When I graduated from college almost six years ago, the first thing I purchased was an ice cream maker… I mean why not, when you are going out into the world, newly educated and with really no clue about what your future holds, of course all you want/ need in life is an ice cream maker… Sadly in that six years, I think I can count on one had the number of times I have actually made ice cream. That first year I tried a pear avocado sorbet… which was pretty delicious, and the next year I made a strawberry and black pepper sorbet. Also great. I went on an olive oil ice cream kick a few years later, and made a few batches here and there, and this summer I use some of my fresh picked Marion Berries for a batch of ice cream
. At least all of my attempts have been successful, and delicious, even if they have been few and far between (and let’s face it, its probably for the best that I’m not making ice cream every week).

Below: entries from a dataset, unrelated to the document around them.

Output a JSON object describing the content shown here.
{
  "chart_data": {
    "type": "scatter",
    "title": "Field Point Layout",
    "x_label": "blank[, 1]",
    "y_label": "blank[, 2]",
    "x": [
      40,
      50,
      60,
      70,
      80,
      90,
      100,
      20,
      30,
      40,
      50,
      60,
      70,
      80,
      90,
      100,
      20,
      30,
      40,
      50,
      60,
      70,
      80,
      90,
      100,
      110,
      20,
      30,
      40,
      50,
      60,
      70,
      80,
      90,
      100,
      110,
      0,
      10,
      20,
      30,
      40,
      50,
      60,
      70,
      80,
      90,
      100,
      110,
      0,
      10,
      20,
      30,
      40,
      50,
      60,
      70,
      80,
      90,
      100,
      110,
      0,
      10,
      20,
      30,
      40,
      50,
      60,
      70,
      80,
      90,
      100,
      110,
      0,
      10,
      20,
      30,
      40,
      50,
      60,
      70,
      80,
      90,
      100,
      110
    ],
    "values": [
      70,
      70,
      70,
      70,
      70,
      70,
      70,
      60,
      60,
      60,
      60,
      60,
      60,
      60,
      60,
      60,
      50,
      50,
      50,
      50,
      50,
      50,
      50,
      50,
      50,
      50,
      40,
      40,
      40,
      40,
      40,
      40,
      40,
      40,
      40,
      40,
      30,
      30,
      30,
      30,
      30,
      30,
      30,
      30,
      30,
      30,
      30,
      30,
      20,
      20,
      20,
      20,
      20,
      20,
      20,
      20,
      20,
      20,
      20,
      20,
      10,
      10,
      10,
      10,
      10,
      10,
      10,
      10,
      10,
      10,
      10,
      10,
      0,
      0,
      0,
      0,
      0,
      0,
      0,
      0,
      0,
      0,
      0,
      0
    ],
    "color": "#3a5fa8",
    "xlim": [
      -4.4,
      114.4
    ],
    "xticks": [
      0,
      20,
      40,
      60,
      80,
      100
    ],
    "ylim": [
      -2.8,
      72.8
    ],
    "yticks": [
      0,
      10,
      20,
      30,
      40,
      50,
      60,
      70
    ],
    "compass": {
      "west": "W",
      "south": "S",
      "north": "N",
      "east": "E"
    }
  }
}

This summer I was reminded that the ice cream maker isn’t just for ice cream, and I had a lot of fun making blended mixed drinks. Rum and diet coke, vodka lemonade etc etc… super delicious spin on the adult beverage.
Tonight I decided to make gelato… and it is good. Damn good…. I’m not really sure what possessed me to make gelato on the 1st day of February… its not exactly the most seasonal of desserts, but I stumbled across the recipe about a month ago, and its been lingering in the”I should make that sometime” part of my brain.
A couple of friends and I have started a dinner group under the premise that each month one of us has to make a dish we’ve never made before. Of course we are all busy people, and so we have an understanding that some months it might very well be ” I was too tired to make something new, but I will take you all to the taco truck down the street, and we can all order something we’ve never ordered before.” Tomorrow night is our first gathering, I volunteered to host, since unemployment has granted me a bit of free time, and also my parents are out of town for the weekend, so they have donated their kitchen (and their hot tub) to the cause. God bless supportive parents who live a mile and a half away… Anyway, I’m going to be making a sausage/apple/pear dish
I read about a few weeks ago on The Splendid Table
, but I also remembered how delightful that gelato sounded, so I went back through my mental files, and pulled out the the recipe.
One thing I love about making ice cream/ gelato is that it is crazy, stupid easy, and almost always delicious. I had no doubt this recipe would be amazing, I mean really anything with two cups of mascarpone cheese can’t be bad, right? I was also excited because the Meyer lemons growing on my back patio were very nearly ripe, so I decided to add a little bit of flair to the recipe.
On a side note, this is the third Meyer Lemon tree I’ve attempted to grow. The first one, Liz Lemon, lived happily in my loft apartment, and I had at least 20 lemons… I made lemon curd
… lots of lemon curd. It. Was. Epic. Until she got spider mites… things quickly went down hill after that.I got Liz Lemon Jr. a year later, and things went well until the winter happened, and I didn’t feel like bringing the tree inside and outside all the time, so I made an attempt to wrap it in towels to protect it from the freezing weather… It didn’t work… Technically the tree is still alive, but it aborted all the fruit and I’m pretty sure it has reverted back to the dragon tree it was grafted onto… The tree itself is thriving… but I’m 99.9% sure it is no longer a lemon tree… at the very least, it hasn’t bloomed or produced fruit in a good long while.
Perhaps the third time is the charm, at least that is what I’m telling myself with the little lemon tree I fondly call Simon. I figured it was time to try again since I actually have a covered porch that stays relatively warm, and a garage with a south facing window… which is ideal for those few days every winter when you actually need to bring the lemon trees inside. So far so good! And I picked a lovely looking lemon this afternoon to put into my gelato.
Since I am quite proud of said lemon, I decided it was only fair to add a bit more lemon zest and lemon juice to the recipe. Considering that I found the recipe itself on the Culture Magazine
facebook page, I’m pretty sure the cheese was supposed to be the star, but I decided it couldn’t hurt to add a bit more lemon. I slaved over this tree, I toted it in and out of the garage countless times… you better believe I wanted to use every last bit of zest and juice that little guy could give me. The original recipe
called for 1 tsp lemon zest and 1/2 teaspoon fresh lemon juice. I used the zest from the entire lemon, and all the juice (about 4 tsps… it was a pretty small lemon)
The recipe also called for kosher salt, but I used Jacobsen Sea Salt
… a local favorite.
To add a little pizazz to the final dish I candied some additional lemon zest along with some English Thyme to add to the top, along with some crushed pistachios…. Sweet Jesus… it is good. Really Really good. The mascarpone adds this amazing creaminess to it, and I must say, the lemon is just the right amount, not overpowering or underwhelming.